Senin 21 Dec 2020 05:11 WIB

Islam dan Warga Negara: Ironi Kekosongan Kepemimpinan Umat

Dilema antomi umat Islam Indonesia

Raja Pakubuwono X ketika berkunjung ke Masjid Luar Batang 1920
Foto: Gahetna.nil
Raja Pakubuwono X ketika berkunjung ke Masjid Luar Batang 1920

REPUBLIKA.CO.ID, Oleh Nasihin Masha, Wartawan Senior dan mantan Pimred Republika

-----

Pada 1996, Deliar Noer membuat buku otobiografi. Buku yang sangat tebal itu, 1.031 halaman, diterbitkan Mizan. Deliar adalah orang pertama Indonesia yang meraih gelar doktor dalam ilmu politik. Ia meraih gelar master pada 1960 dan gelar doktor pada 1963. Keduanya diraih di Cornell University, Amerika Serikat. Universitas ini terkenal sebagai pusat studi Indonesia terbaik.

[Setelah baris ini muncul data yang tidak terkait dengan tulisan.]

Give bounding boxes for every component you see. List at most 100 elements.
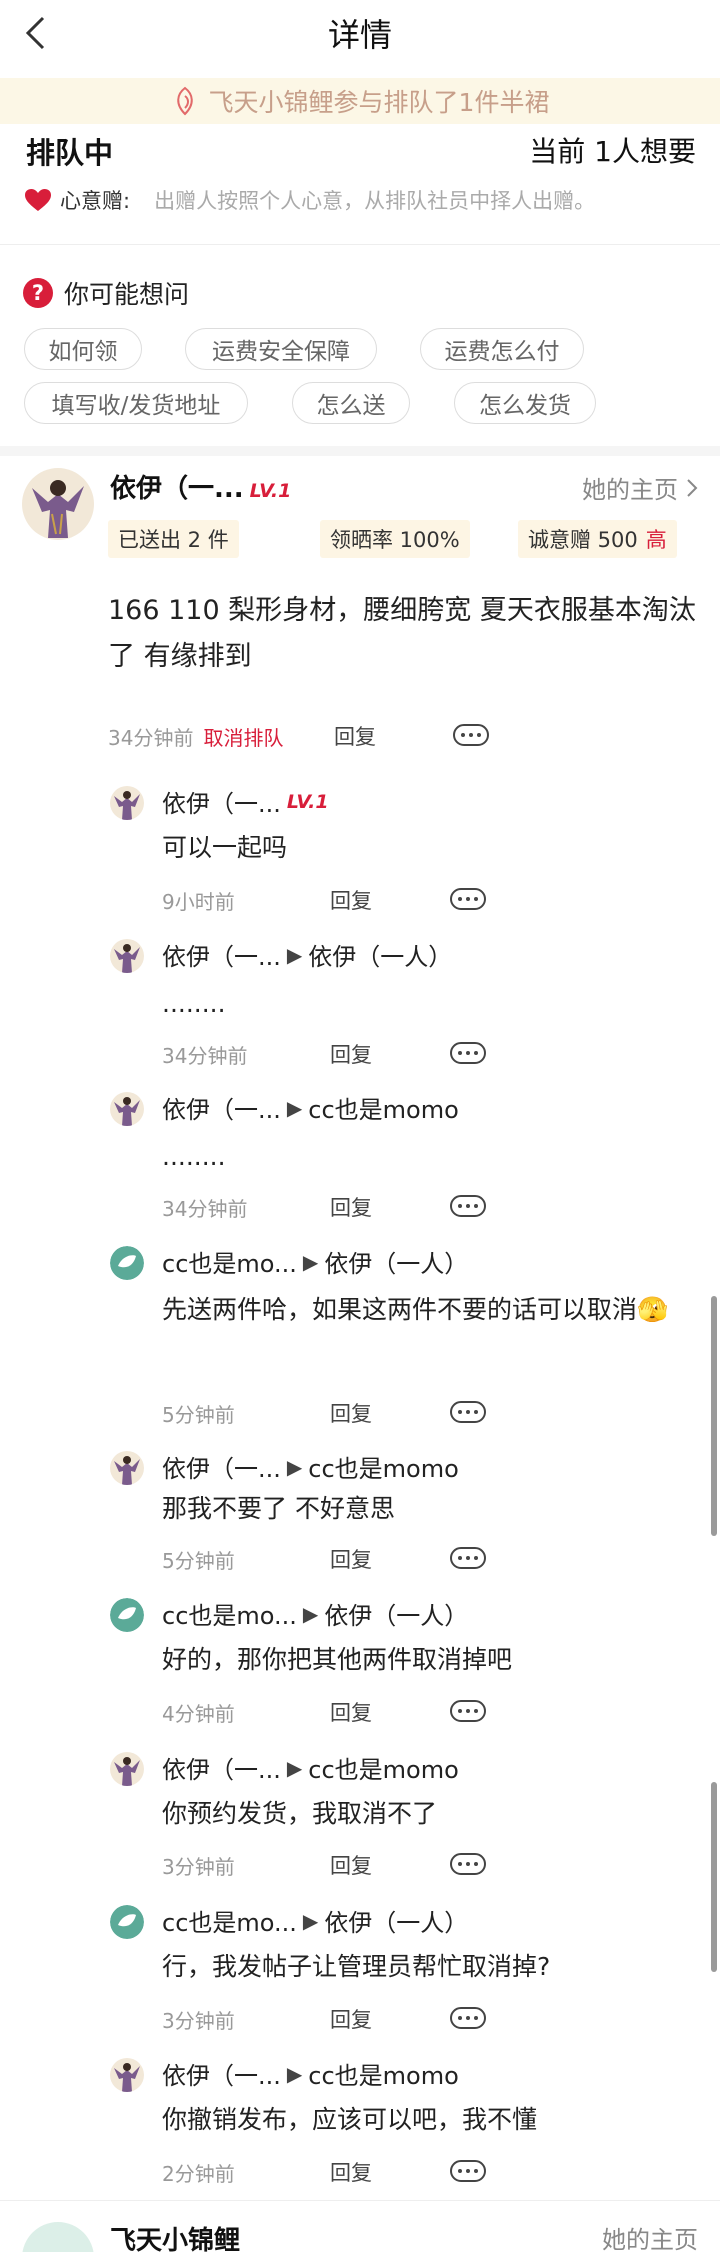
reply-author[interactable]: 依伊（一... <box>162 1449 281 1484</box>
page-title: 详情 <box>327 16 392 54</box>
reply-button[interactable]: 回复 <box>330 885 372 915</box>
reply-time: 3分钟前 <box>162 2009 235 2033</box>
reply-header: cc也是mo... ▶ 依伊（一人） <box>162 1596 468 1631</box>
reply-author[interactable]: 依伊（一... <box>162 784 281 819</box>
reply-button[interactable]: 回复 <box>330 1850 372 1880</box>
post-author[interactable]: 依伊（一... LV.1 <box>110 468 291 505</box>
faq-chip[interactable]: 运费安全保障 <box>185 328 377 370</box>
reply-button[interactable]: 回复 <box>334 721 376 751</box>
more-options-button[interactable] <box>450 1195 486 1217</box>
more-options-button[interactable] <box>450 888 486 910</box>
reply-button[interactable]: 回复 <box>330 1039 372 1069</box>
avatar[interactable] <box>110 1905 144 1939</box>
avatar[interactable] <box>110 1246 144 1280</box>
reply-button[interactable]: 回复 <box>330 2157 372 2187</box>
homepage-link[interactable]: 她的主页 <box>602 2220 698 2252</box>
reply-target[interactable]: 依伊（一人） <box>324 1596 468 1631</box>
reply-header: cc也是mo... ▶ 依伊（一人） <box>162 1244 468 1279</box>
user-avatar-icon <box>110 786 144 820</box>
sent-count-text: 已送出 2 件 <box>118 528 229 552</box>
reply-author[interactable]: 依伊（一... <box>162 1750 281 1785</box>
reply-text: 先送两件哈，如果这两件不要的话可以取消🫣 <box>162 1295 669 1324</box>
faq-header: ? 你可能想问 <box>22 275 189 311</box>
more-options-button[interactable] <box>453 724 489 746</box>
reply-target[interactable]: cc也是momo <box>308 2056 459 2091</box>
user-avatar-icon <box>110 1092 144 1126</box>
top-bar: 详情 <box>0 0 720 78</box>
reply-text: ........ <box>162 1142 226 1171</box>
rule-label: 心意赠: <box>60 189 131 213</box>
faq-title: 你可能想问 <box>64 280 190 309</box>
reply-text: 你预约发货，我取消不了 <box>162 1799 438 1828</box>
reply-author[interactable]: cc也是mo... <box>162 1903 297 1938</box>
reply-author[interactable]: cc也是mo... <box>162 1244 297 1279</box>
more-options-button[interactable] <box>450 1042 486 1064</box>
reply-author[interactable]: 依伊（一... <box>162 1090 281 1125</box>
reply-arrow-icon: ▶ <box>286 1454 303 1479</box>
reply-target[interactable]: cc也是momo <box>308 1090 459 1125</box>
reply-author[interactable]: 依伊（一... <box>162 937 281 972</box>
reply-header: 依伊（一... ▶ cc也是momo <box>162 2056 459 2091</box>
next-post-author[interactable]: 飞天小锦鲤 <box>110 2220 240 2252</box>
share-rate-tag: 领晒率 100% <box>320 520 470 558</box>
reply-button[interactable]: 回复 <box>330 1697 372 1727</box>
more-options-button[interactable] <box>450 1547 486 1569</box>
avatar[interactable] <box>110 1092 144 1126</box>
avatar[interactable] <box>110 1451 144 1485</box>
more-options-button[interactable] <box>450 1700 486 1722</box>
faq-chip[interactable]: 填写收/发货地址 <box>24 382 248 424</box>
reply-button[interactable]: 回复 <box>330 2004 372 2034</box>
reply-target[interactable]: 依伊（一人） <box>308 937 452 972</box>
reply-time: 5分钟前 <box>162 1403 235 1427</box>
more-options-button[interactable] <box>450 2160 486 2182</box>
reply-time: 9小时前 <box>162 890 235 914</box>
faq-chip[interactable]: 怎么发货 <box>454 382 596 424</box>
more-options-button[interactable] <box>450 1401 486 1423</box>
reply-button[interactable]: 回复 <box>330 1544 372 1574</box>
reply-target[interactable]: 依伊（一人） <box>324 1244 468 1279</box>
scrollbar-thumb[interactable] <box>711 1296 717 1536</box>
avatar[interactable] <box>110 786 144 820</box>
reply-author[interactable]: cc也是mo... <box>162 1596 297 1631</box>
scrollbar-thumb[interactable] <box>711 1782 717 1972</box>
level-badge: LV.1 <box>286 790 329 813</box>
reply-arrow-icon: ▶ <box>302 1249 319 1274</box>
share-rate-text: 领晒率 100% <box>330 528 460 552</box>
homepage-link[interactable]: 她的主页 <box>582 470 698 505</box>
faq-chip[interactable]: 如何领 <box>24 328 142 370</box>
avatar[interactable] <box>22 2222 94 2252</box>
avatar[interactable] <box>22 468 94 540</box>
reply-arrow-icon: ▶ <box>286 1095 303 1120</box>
rule-text: 出赠人按照个人心意，从排队社员中择人出赠。 <box>154 189 596 213</box>
reply-time: 2分钟前 <box>162 2162 235 2186</box>
avatar[interactable] <box>110 939 144 973</box>
more-options-button[interactable] <box>450 1853 486 1875</box>
faq-chip[interactable]: 怎么送 <box>292 382 410 424</box>
reply-button[interactable]: 回复 <box>330 1398 372 1428</box>
reply-target[interactable]: cc也是momo <box>308 1449 459 1484</box>
avatar[interactable] <box>110 1752 144 1786</box>
reply-time: 34分钟前 <box>162 1197 248 1221</box>
leaf-avatar-icon <box>110 1246 144 1280</box>
reply-time: 4分钟前 <box>162 1702 235 1726</box>
more-options-button[interactable] <box>450 2007 486 2029</box>
avatar[interactable] <box>110 1598 144 1632</box>
reply-header: 依伊（一... ▶ 依伊（一人） <box>162 937 452 972</box>
reply-arrow-icon: ▶ <box>286 942 303 967</box>
reply-text: 可以一起吗 <box>162 833 288 862</box>
author-name: 依伊（一... <box>110 474 244 504</box>
avatar[interactable] <box>110 2058 144 2092</box>
cancel-queue-link[interactable]: 取消排队 <box>203 722 283 751</box>
reply-text: 行，我发帖子让管理员帮忙取消掉? <box>162 1952 551 1981</box>
reply-time: 5分钟前 <box>162 1549 235 1573</box>
sincerity-score-text: 诚意赠 500 <box>528 528 638 552</box>
reply-arrow-icon: ▶ <box>286 1755 303 1780</box>
reply-target[interactable]: cc也是momo <box>308 1750 459 1785</box>
koi-fish-icon <box>176 86 193 116</box>
reply-target[interactable]: 依伊（一人） <box>324 1903 468 1938</box>
reply-author[interactable]: 依伊（一... <box>162 2056 281 2091</box>
user-avatar-icon <box>110 2058 144 2092</box>
notice-text: 飞天小锦鲤参与排队了1件半裙 <box>208 88 550 117</box>
reply-button[interactable]: 回复 <box>330 1192 372 1222</box>
faq-chip[interactable]: 运费怎么付 <box>420 328 584 370</box>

Di sana ada George McTurnan Kahin, guru para indonesianis. Muridnya yang terkenal adalah Herbert Feith, yang menjadi bapak indonesianis di Australia. Buku otobiografi Deliar tersebut berjudul Aku Bagian Ummat, Aku Bagian Bangsa. Judul ini memperlihatkan dua peran seorang Deliar, yang bisa menjadi gambaran secara umum tentang peran umat Islam Indonesia.

Pada dekade 1985, sejarawan Kuntowijoyo membuat lini masa tahap-tahap kesadaran sosial umat Islam Indonesia. Dimulai dari kawulo (sejak pra Islam hingga 1900), lalu wong cilik (1900-1920), kemudian umat (1922-1942), dan akhirnya warga negara (1942-hingga kini.

Di masa lalu, rakyat hanyalah kawulo, abdi. Mereka kaum pariah dihadapkan dengan para bangsawan. Namun seiring perkembangan waktu, mereka kemudian menjadi wong cilik, rakyat kecil, dengan indikator utama kiprah Sarekat Islam, yang berperan sebagai organ perlawanan terhadap kolonial.

Namun penetrasi SI Merah/komunisme dan penghinaan terhadap Nabi Muhammad, kata Kunto, telah membangun kesadaran bahwa mereka adalah umat Islam.

Masuknya pendudukan Jepang, yang mengakui eksistensi umat Islam, dengan menyertakan umat Islam ke dalam pemerintahan dan pembentukan laskar-laskar, yang hal ini berbeda dengan perlakuan kolonial Belanda terhadap umat Islam, telah menciptakan kesadaran baru bahwa mereka adalah warga negara.

Dalam konstitusi pemerintah kolonial Belanda, Indische Staatsregeling, umat Islam adalah inlander yang berada di kelas terendah dengan diskriminasi hak-hak sosial-ekonomi.

Kedudukan umat Islam sebagai warga negara, yang dimulai sejak pemerintahan pendudukan Jepang tentu makin jelas setelah Indonesia merdeka. 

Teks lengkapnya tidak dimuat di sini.